Channel Migration Assessment

Steps 3-5 – Analysis (Steps 3- 5 describe the sequence of tasks for mapping channel migration zones, assessing processes, and identifying hazards.)

Step 3: Determine channel reach breaks for channel migration analyses

Product: Descriptions and maps locating the channel migration zone as required by the SMA for the inventory and watershed characterization phase of the SMP update or for developing comprehensive flood hazard reduction plans.

At this point, we assume that you have expertise to conduct the assessment, or will be contracting the expertise and those persons will have an understanding of the methods that were previously described in the general assessment protocols (Table 4). Step 4 applies to all methods that are looking at some level of historic and current map and aerial photo comparison.

Change in channel confinement, gradient, pattern (Step 1b), geologic constraints, man-made constraints (bridges, dams etc) (Step 1a), stream confluences, land use and zoning and other factors deemed relevant are used to determine reach breaks. Reach characteristics should be included in the report, for example in Pierce County CMZ report (pdf).

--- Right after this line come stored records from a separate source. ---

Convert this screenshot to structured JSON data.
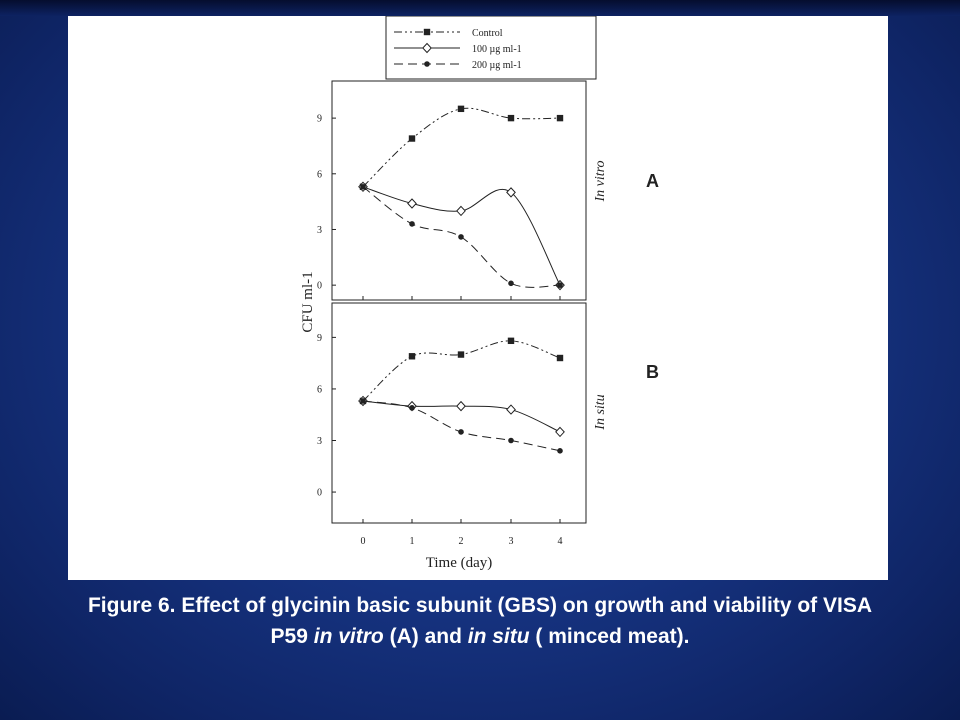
{
  "legend": [
    {
      "label": "Control",
      "line": "dash-dot-dot",
      "marker": "square-filled"
    },
    {
      "label": "100 µg ml-1",
      "line": "solid",
      "marker": "diamond-open"
    },
    {
      "label": "200 µg ml-1",
      "line": "dashed",
      "marker": "circle-filled"
    }
  ],
  "chart_data": [
    {
      "type": "line",
      "panel_label": "A",
      "side_label": "In vitro",
      "ylabel": "CFU ml-1",
      "xlabel": "",
      "x": [
        0,
        1,
        2,
        3,
        4
      ],
      "ylim": [
        -0.8,
        11
      ],
      "yticks": [
        "0",
        "3",
        "6",
        "9"
      ],
      "xticks": [],
      "grid": false,
      "series": [
        {
          "name": "Control",
          "values": [
            5.3,
            7.9,
            9.5,
            9.0,
            9.0
          ]
        },
        {
          "name": "100 µg ml-1",
          "values": [
            5.3,
            4.4,
            4.0,
            5.0,
            0.0
          ]
        },
        {
          "name": "200 µg ml-1",
          "values": [
            5.3,
            3.3,
            2.6,
            0.1,
            0.0
          ]
        }
      ]
    },
    {
      "type": "line",
      "panel_label": "B",
      "side_label": "In situ",
      "ylabel": "",
      "xlabel": "Time (day)",
      "x": [
        0,
        1,
        2,
        3,
        4
      ],
      "ylim": [
        -1.8,
        11
      ],
      "yticks": [
        "0",
        "3",
        "6",
        "9"
      ],
      "xticks": [
        "0",
        "1",
        "2",
        "3",
        "4"
      ],
      "grid": false,
      "series": [
        {
          "name": "Control",
          "values": [
            5.3,
            7.9,
            8.0,
            8.8,
            7.8
          ]
        },
        {
          "name": "100 µg ml-1",
          "values": [
            5.3,
            5.0,
            5.0,
            4.8,
            3.5
          ]
        },
        {
          "name": "200 µg ml-1",
          "values": [
            5.3,
            4.9,
            3.5,
            3.0,
            2.4
          ]
        }
      ]
    }
  ],
  "caption": {
    "part1": "Figure 6. Effect of glycinin basic subunit (GBS)  on growth and viability of VISA P59 ",
    "em1": "in vitro",
    "part2": " (A) and ",
    "em2": "in situ",
    "part3": " ( minced meat)."
  },
  "colors": {
    "background": "#173584",
    "figure": "#ffffff",
    "ink": "#222222",
    "caption": "#ffffff"
  }
}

Maps (USGS 7.5’ topographic maps) and remote sensing data (aerial photographs, orthophotos, DEM, LIDAR) provide additional information to assist in selecting channel reach breaks by confinement, gradient, and channel pattern. Land cover maps may provide information on bedrock outcrops. Geology (WDNR geology site) and soil maps may indicate the erodibility of formations. [Note the WDNR geology maps are large resolution and won’t identify features the may cause local control].